C’est donc bien à tort que Boileau fut compromis et bousculé dans la bataille romantique. La faute en fut d’abord aux classiques qui se firent de ce grand nom un drapeau et un rempart. Les romantiques furent excusables de tirer dessus : quoique, peut-être, il eût mieux valu arracher aux Baour-Lormian et aux Viennet l’illusion qui les rendait forts, et tourner contre eux le maître et les modèles même dont ils se croyaient les défenseurs. Boileau ne sortit pas indemne de toutes ces polémiques : il en garda un fâcheux renom de pédant et de cuistre, qui mit son œuvre en défaveur ; et même aujourd’hui, après tant d’années, quand depuis si longtemps le combat a cessé, et qu’il ne reste plus même que le souvenir des anciens partis, nous ne sommes point encore revenus des préjugés créés contre lui par l’acharnement qu’on mit au temps du romantisme à rendre sa doctrine responsable des misérables productions de l’art pseudo-classique.

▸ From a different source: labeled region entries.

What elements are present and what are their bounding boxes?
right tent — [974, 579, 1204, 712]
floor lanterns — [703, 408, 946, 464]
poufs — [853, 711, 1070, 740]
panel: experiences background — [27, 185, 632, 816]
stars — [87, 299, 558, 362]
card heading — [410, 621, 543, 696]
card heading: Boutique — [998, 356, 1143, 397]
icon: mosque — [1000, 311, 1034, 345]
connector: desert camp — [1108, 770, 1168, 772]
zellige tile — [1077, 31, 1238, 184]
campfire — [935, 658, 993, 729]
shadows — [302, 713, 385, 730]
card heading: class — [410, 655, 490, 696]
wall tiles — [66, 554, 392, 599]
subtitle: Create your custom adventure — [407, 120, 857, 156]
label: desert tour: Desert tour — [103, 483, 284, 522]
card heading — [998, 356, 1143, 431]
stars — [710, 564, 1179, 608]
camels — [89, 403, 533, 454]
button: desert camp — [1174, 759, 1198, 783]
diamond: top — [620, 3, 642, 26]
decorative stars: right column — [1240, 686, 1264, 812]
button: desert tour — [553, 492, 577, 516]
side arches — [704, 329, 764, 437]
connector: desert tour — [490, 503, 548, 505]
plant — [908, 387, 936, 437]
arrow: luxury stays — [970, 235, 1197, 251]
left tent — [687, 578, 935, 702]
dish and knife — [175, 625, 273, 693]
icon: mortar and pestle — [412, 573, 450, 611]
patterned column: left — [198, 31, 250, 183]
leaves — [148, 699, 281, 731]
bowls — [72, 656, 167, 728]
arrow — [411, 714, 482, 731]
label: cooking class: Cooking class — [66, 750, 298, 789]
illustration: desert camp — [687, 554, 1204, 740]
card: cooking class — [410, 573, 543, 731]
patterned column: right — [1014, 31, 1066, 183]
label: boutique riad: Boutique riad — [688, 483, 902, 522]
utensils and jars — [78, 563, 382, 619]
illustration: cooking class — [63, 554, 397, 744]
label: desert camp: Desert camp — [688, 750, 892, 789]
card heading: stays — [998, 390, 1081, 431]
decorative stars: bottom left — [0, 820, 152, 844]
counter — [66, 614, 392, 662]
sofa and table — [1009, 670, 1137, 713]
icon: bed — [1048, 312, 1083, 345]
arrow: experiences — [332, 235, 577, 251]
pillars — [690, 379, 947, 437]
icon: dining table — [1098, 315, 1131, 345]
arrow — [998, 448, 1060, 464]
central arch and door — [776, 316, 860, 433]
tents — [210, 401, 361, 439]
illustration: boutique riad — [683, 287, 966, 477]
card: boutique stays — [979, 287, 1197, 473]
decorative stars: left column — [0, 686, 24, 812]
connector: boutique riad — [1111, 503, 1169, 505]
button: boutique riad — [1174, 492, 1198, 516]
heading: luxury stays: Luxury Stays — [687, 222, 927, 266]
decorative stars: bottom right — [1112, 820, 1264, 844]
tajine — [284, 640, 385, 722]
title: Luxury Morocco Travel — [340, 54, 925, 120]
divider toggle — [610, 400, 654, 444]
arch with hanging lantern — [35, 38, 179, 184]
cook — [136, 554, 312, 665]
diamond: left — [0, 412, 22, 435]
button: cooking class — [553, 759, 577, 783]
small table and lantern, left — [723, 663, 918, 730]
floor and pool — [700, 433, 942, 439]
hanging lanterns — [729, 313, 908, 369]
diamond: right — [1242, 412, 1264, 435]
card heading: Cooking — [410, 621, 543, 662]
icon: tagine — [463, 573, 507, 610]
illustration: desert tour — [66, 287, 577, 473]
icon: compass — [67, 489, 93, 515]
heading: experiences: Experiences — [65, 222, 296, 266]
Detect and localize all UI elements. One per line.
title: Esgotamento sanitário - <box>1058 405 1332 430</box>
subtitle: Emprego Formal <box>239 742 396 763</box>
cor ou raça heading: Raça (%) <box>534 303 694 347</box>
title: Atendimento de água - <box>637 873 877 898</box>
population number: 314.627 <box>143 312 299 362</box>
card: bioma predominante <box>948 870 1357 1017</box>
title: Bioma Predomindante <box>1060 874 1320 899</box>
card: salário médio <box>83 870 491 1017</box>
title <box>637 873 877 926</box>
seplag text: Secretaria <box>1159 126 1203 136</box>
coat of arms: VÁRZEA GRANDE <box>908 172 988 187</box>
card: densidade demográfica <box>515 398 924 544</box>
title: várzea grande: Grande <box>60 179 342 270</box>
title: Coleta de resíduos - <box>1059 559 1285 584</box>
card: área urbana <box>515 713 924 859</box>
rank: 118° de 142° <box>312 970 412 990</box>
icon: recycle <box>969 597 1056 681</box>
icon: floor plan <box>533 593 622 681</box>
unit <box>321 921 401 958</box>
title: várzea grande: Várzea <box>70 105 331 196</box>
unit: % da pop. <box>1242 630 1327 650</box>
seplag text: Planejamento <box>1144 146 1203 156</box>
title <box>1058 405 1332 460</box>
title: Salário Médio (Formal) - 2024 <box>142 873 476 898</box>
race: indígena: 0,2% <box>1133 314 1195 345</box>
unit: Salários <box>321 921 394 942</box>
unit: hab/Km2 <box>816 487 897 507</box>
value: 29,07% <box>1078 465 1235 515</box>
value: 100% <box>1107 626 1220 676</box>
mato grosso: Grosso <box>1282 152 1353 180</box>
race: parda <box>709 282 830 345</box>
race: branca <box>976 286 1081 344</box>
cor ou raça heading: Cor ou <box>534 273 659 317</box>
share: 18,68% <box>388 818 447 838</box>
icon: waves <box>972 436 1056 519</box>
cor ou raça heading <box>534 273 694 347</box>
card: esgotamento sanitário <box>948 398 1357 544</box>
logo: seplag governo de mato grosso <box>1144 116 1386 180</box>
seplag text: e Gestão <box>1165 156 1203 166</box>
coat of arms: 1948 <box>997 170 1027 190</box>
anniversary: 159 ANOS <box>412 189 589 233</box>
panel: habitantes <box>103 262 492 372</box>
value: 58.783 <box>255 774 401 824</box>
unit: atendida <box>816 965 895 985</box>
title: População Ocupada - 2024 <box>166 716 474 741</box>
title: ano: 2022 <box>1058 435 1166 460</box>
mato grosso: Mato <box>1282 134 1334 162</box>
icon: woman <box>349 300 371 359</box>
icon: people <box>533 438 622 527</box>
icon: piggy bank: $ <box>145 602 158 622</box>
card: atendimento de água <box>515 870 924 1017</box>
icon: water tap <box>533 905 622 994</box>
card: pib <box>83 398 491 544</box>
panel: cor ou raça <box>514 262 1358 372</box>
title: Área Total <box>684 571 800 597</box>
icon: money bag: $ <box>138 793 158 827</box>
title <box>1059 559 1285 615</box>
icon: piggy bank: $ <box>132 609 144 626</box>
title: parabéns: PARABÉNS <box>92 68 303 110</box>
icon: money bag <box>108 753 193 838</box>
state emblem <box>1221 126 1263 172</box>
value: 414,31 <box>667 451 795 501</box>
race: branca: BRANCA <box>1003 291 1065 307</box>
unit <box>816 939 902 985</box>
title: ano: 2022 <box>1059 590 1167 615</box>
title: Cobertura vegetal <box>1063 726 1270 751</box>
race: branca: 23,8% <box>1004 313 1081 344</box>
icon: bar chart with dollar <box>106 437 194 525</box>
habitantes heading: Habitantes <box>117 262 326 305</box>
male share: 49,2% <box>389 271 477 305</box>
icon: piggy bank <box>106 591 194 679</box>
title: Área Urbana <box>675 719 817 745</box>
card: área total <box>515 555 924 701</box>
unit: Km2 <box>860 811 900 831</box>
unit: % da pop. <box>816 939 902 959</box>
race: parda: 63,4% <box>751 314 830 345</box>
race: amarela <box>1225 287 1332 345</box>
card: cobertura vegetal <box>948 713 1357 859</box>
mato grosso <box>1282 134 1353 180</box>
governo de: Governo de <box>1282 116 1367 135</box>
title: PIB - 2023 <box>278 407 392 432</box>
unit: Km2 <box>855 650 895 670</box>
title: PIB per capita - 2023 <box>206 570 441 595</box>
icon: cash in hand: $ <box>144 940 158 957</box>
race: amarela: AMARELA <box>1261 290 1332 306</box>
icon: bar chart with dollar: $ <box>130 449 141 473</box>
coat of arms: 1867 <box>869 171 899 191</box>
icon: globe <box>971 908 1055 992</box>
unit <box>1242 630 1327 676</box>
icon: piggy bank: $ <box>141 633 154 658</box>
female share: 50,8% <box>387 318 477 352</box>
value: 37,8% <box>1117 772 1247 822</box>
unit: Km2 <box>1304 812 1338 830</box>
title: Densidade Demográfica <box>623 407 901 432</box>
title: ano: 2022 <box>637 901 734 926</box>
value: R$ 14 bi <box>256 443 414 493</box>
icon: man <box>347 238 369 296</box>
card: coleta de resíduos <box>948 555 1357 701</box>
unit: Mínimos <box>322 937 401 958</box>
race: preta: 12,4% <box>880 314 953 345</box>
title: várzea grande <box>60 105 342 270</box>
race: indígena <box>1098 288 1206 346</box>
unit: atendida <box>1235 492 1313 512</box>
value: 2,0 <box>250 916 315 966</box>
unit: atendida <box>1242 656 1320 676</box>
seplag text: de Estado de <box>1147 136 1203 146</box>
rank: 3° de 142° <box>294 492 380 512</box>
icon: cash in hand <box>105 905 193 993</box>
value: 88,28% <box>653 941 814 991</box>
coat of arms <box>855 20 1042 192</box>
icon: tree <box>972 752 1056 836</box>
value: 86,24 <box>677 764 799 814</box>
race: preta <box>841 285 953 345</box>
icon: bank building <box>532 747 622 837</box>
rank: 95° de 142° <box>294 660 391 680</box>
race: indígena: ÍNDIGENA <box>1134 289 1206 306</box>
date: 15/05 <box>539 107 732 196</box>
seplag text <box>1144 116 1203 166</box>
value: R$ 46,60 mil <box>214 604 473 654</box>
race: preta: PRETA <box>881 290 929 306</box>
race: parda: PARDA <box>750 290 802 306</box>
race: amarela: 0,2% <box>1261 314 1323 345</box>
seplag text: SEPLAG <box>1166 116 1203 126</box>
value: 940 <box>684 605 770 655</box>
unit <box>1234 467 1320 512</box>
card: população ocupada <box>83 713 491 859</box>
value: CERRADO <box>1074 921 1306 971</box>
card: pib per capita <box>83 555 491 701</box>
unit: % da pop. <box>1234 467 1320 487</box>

Il semble qu’en notre siècle, il n’y ait pas lieu de parler de l’influence de Boileau. Car les romantiques lui faisaient la guerre, et cette agitation une fois apaisée, on ne revient pas à lui : il était décidément dépassé, relégué dans l’histoire, comme une pièce curieuse d’archéologie, qui n’a plus d’utilité actuelle. Le romantisme a creusé un abîme entre la France d’autrefois et la France d’aujourd’hui, au point de vue littéraire, comme la Révolution au point de vue politique et social. La littérature a suivi sa marche sans regarder en arrière : d’autres influences en ont réglé le mouvement, et elle s’est orientée vers de nouveaux principes. Les littératures étrangères et populaires ont présenté des types inconnus de beauté ; les sciences ont fourni leurs méthodes et leurs systèmes pour fonder de nouvelles doctrines esthétiques et critiques. Une conception relativiste, qui lie l’œuvre du littérateur au caractère de la race, à l’esprit de siècle, au tempérament de l’auteur, autorise toutes les audaces et toutes les nouveautés. Enfin la liberté règne dans l’art : toutes les barrières, tous les freins sont ôtés ; nuls objets ne sont interdits, nuls moyens prescrits à l’artiste, pourvu que le résultat de sa libre activité soit une œuvre vraie et une œuvre d’art. Qu’a-t-on affaire de Boileau ? de quel secours, ou bien en quel crédit peut-il être ?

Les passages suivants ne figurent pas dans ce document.